A few minutes later, Paz Dominguez replied-all, telling Hayes that she (Hayes) had only emailed “once to say that you scheduled the meeting but before I could confirm, you notified others it was happening. You emailed me a second time yesterday when I wasn’t available and I haven’t had a chance to respond. Now, you’re cancelling a meeting I didn’t even get a chance to confirm.”

She continued: “The BOS/CAO has scheduled several meetings about the A-C without the A-C in the past and I’m not sure why that can’t be done now given you all control the agendas. If you’ve already scheduled the meeting, then I think you should keep it. Or, at least, communicate that it was scheduled without A-C confirmation and is now being cancelled by BOS choice. I can make myself available if you leave it scheduled.”

Reached by phone this morning, Hayes said the meeting had to be canceled because nobody initiated a meeting by uploading an item to the county’s electronic workflow module. The agenda management system requires departments to upload their items and documentation several days ahead of time for review by county counsel, the CAO and, if it’s related to county finances, the auditor-controller.
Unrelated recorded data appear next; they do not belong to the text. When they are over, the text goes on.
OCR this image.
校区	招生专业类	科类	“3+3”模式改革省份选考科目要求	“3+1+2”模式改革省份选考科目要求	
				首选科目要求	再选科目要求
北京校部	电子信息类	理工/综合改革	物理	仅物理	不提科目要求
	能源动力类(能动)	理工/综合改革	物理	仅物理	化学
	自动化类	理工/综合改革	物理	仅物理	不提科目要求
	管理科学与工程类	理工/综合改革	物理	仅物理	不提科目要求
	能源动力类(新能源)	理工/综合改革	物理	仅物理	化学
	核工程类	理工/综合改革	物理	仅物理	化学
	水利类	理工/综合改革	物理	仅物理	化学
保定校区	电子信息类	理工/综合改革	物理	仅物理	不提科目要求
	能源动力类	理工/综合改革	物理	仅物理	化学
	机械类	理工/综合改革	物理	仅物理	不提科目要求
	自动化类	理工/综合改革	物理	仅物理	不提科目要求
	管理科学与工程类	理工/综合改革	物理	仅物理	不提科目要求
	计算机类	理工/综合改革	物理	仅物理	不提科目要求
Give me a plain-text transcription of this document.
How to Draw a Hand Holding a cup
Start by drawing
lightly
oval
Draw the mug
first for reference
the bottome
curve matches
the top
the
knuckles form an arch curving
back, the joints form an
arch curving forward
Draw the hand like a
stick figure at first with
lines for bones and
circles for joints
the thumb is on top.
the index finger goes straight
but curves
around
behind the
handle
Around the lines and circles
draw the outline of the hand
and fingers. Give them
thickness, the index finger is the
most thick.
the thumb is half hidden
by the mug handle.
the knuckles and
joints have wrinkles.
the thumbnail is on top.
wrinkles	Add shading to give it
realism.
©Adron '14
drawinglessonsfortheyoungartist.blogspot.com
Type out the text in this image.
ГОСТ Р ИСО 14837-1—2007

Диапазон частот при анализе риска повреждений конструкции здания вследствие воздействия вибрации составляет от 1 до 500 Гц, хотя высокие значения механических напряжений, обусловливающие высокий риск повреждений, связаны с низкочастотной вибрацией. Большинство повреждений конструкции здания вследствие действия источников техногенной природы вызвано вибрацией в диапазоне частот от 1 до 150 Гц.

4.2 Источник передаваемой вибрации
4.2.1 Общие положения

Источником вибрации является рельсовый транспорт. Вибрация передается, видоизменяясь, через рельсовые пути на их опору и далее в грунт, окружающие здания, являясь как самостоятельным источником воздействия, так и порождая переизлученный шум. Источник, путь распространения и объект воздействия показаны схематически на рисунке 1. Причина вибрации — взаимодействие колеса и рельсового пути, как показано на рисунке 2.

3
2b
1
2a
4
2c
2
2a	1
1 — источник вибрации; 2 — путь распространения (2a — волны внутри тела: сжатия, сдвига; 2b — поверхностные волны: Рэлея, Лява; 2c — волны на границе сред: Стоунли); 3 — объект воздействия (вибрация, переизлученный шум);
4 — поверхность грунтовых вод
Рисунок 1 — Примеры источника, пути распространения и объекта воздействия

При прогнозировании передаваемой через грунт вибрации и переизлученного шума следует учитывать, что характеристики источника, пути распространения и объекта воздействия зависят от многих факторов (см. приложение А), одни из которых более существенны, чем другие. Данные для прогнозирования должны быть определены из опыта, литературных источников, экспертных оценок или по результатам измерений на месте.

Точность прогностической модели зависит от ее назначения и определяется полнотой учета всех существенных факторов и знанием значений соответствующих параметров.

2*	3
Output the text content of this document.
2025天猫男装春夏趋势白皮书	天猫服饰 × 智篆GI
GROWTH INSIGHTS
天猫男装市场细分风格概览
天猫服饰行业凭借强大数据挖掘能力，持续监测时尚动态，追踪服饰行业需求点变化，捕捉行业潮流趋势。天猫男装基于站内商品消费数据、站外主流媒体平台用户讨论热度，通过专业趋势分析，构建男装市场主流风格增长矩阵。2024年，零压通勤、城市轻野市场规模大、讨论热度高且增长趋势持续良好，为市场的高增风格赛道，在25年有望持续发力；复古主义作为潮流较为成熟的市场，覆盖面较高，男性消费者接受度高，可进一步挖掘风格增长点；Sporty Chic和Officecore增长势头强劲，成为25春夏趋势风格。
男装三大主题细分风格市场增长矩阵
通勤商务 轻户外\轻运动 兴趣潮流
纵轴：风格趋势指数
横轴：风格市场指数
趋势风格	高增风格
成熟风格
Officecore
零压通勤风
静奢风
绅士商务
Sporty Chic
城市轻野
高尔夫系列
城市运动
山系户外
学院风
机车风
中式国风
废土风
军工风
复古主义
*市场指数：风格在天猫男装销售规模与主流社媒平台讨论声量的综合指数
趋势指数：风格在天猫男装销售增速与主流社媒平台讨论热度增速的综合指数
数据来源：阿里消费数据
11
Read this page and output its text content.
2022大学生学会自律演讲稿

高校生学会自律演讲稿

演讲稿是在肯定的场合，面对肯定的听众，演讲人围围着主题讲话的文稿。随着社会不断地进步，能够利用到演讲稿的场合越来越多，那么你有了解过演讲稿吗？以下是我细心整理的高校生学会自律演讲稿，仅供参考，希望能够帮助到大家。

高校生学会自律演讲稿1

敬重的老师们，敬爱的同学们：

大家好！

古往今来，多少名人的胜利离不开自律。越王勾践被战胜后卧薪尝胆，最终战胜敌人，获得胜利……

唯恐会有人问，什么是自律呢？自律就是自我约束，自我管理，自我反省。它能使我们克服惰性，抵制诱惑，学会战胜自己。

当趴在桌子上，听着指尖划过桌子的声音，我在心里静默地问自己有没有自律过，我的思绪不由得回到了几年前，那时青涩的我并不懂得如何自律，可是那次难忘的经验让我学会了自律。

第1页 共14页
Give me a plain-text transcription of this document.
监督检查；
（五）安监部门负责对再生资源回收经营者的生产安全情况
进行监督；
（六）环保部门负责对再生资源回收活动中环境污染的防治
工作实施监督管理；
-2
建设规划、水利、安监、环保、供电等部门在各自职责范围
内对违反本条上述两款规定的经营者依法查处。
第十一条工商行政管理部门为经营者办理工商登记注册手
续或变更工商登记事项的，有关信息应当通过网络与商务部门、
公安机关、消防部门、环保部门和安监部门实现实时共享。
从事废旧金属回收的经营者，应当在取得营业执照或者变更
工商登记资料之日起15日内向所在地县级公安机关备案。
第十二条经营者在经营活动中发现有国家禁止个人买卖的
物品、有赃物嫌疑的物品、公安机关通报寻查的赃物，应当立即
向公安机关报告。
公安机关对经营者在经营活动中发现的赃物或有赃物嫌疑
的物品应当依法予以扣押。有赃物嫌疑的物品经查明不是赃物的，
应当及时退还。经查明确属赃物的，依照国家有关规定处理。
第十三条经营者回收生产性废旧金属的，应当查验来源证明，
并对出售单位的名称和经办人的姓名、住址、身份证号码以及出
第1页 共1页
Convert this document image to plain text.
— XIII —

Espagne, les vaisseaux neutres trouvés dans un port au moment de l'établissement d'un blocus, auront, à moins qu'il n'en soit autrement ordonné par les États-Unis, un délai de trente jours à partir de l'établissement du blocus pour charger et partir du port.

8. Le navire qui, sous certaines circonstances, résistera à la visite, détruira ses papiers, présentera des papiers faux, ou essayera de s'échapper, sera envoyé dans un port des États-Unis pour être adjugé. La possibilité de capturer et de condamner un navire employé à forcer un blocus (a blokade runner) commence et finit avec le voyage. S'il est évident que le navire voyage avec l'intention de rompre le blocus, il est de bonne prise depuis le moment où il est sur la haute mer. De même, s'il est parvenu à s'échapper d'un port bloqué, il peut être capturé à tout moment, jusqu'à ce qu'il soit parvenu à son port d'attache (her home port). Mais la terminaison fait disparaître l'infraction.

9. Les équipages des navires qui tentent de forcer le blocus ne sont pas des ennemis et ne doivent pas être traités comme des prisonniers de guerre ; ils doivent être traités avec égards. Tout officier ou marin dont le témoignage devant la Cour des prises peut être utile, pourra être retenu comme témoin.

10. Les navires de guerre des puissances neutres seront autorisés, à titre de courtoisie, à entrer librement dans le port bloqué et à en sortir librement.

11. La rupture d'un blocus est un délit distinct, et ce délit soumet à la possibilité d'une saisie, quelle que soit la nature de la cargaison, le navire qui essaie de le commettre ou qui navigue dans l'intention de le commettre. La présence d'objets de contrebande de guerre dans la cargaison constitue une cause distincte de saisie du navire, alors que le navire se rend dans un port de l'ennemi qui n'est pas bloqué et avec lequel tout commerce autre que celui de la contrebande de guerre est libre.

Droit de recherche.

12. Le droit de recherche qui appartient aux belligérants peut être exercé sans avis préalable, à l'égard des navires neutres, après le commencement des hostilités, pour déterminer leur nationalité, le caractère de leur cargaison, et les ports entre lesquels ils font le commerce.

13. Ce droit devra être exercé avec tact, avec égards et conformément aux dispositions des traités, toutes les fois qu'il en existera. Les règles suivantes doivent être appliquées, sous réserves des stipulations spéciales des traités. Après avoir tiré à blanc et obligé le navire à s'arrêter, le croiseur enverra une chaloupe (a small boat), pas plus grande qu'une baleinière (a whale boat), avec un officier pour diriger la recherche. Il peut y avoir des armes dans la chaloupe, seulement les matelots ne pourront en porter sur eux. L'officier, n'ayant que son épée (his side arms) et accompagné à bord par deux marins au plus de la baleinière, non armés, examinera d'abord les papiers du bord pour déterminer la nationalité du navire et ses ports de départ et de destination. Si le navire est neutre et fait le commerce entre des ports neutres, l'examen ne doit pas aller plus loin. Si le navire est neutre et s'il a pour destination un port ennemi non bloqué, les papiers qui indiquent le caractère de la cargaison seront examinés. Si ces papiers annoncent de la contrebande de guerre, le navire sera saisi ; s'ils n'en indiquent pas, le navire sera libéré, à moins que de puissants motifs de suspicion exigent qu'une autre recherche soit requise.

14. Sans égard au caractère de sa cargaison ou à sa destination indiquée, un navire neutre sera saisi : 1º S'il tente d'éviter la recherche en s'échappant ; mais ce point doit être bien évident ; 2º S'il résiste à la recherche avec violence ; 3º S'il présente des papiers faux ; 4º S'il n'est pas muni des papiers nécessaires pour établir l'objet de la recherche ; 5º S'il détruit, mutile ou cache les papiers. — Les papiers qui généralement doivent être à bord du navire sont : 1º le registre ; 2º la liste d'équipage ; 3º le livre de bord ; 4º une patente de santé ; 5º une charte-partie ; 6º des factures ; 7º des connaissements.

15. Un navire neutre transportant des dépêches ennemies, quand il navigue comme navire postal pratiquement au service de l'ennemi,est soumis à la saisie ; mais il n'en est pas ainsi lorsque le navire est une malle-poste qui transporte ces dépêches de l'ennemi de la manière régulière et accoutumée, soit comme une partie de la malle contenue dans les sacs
In this case, Hayes said, the onus was on the auditor-controller, “because that was a request out of a live board meeting. [Paz Dominguez] indicated to [the board] that she would bring that item with backup documentation to support some of the assertions. She agreed to do that, and that never happened.”

Cash hold

One other development from this week to report: On Tuesday night, Humboldt County Economic Development Director Scott Adair received an email from Veronica Champayne, a regional advisor with the California Employment Development Department.

She was notifying him that, because the county’s 2019/20 Single Audit has not yet been submitted to the state, our Local Workforce Development Area has been placed on a “cash hold,” restricting the county from drawing down federal grant funds that pass through the agency. The effective date was March 4.

Adair explained that this sanction prevents the county from seeking reimbursement for any expenditures stemming from programs funded through the federal Workforce Innovation and Opportunity Act (WIOA). In the long term, he added, it could impact the county’s ability to secure new grants.

Reached by phone Wednesday, Paz Dominguez said the overdue 2019/20 Single Audit is being completed by outside accounting firm CliftonLarsenAllen (CLA), and they’ve set a target completion date of March 31. 

As for the “cash hold” sanction, Paz Dominguez said, “I can’t speak to how this impacts us in the present because it’s not clear from the email whether this is funding that was expected last week, this week or next month. This is another example of the challenge of decentralization because the A-C Office does not see the grant claims Economic Development is submitting or know how often it is occurring.”